The maker of chips for telecommunications and enterprise applications saw revenues climb to $78.7m compared to $70.6m in Q4 and $55.4m for the same period a year ago. Sales to the telecoms industry account for 65 per cent of the company’s business. Of those telecoms sales, 80 per cent are to wireline applications and 20 per cent are for wireless basestations.
Net income grew to $16.8m, up from $9.5m in Q4 and a loss of $11.5 for the same period a year ago.
“We see this recovery as sustainable for the next several quarters,” said Alan Krock, CFO. Krock pointed to growth in the Chinese market as service providers deployed in green field geographies and to upgrades going on in the North American market.
“The China deployment will span decades,” he said. “In North America they do things all together and over a multiyear period of about ten years. So by 2008 or 2009, the networks will be updated and they will stop spending again.”
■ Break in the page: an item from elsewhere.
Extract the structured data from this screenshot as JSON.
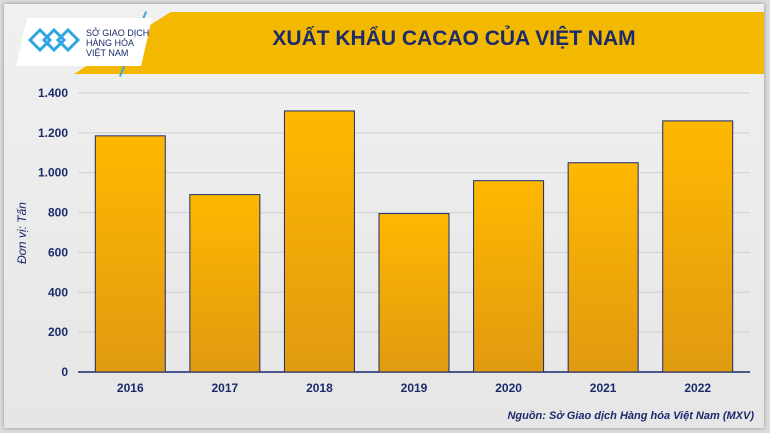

For the near term the company is forecasting Q2 revenue growth of between five per cent and eight per cent sequentially, with 70 per cent gross margins, Krock said. In an average year the company expects about 35 per cent revenue growth. However, in a recovery year like this one, that number would normally be higher, Krock said.
And after a few years of oversupply inventory levels within the company are finally back down to normal levels. The telecoms recovery comes after a long drought after a bubble in 1999 and 2000. Now, as service providers have paid down their debt and competition from other technologies and companies threaten their markets, they are ready to spend again, according to Krock.
“The biggest recovery to date has been for products that go into broadband DSL applications,” he said. “But telcos are also looking to get into the voice over IP market. Other growth areas are metro routers and multiservice switches.”
On the MIPS processor side of the business, which sells devices that go into products for the enterprise, sales remained flat in Q1 as that recovery lost steam compared to telecoms.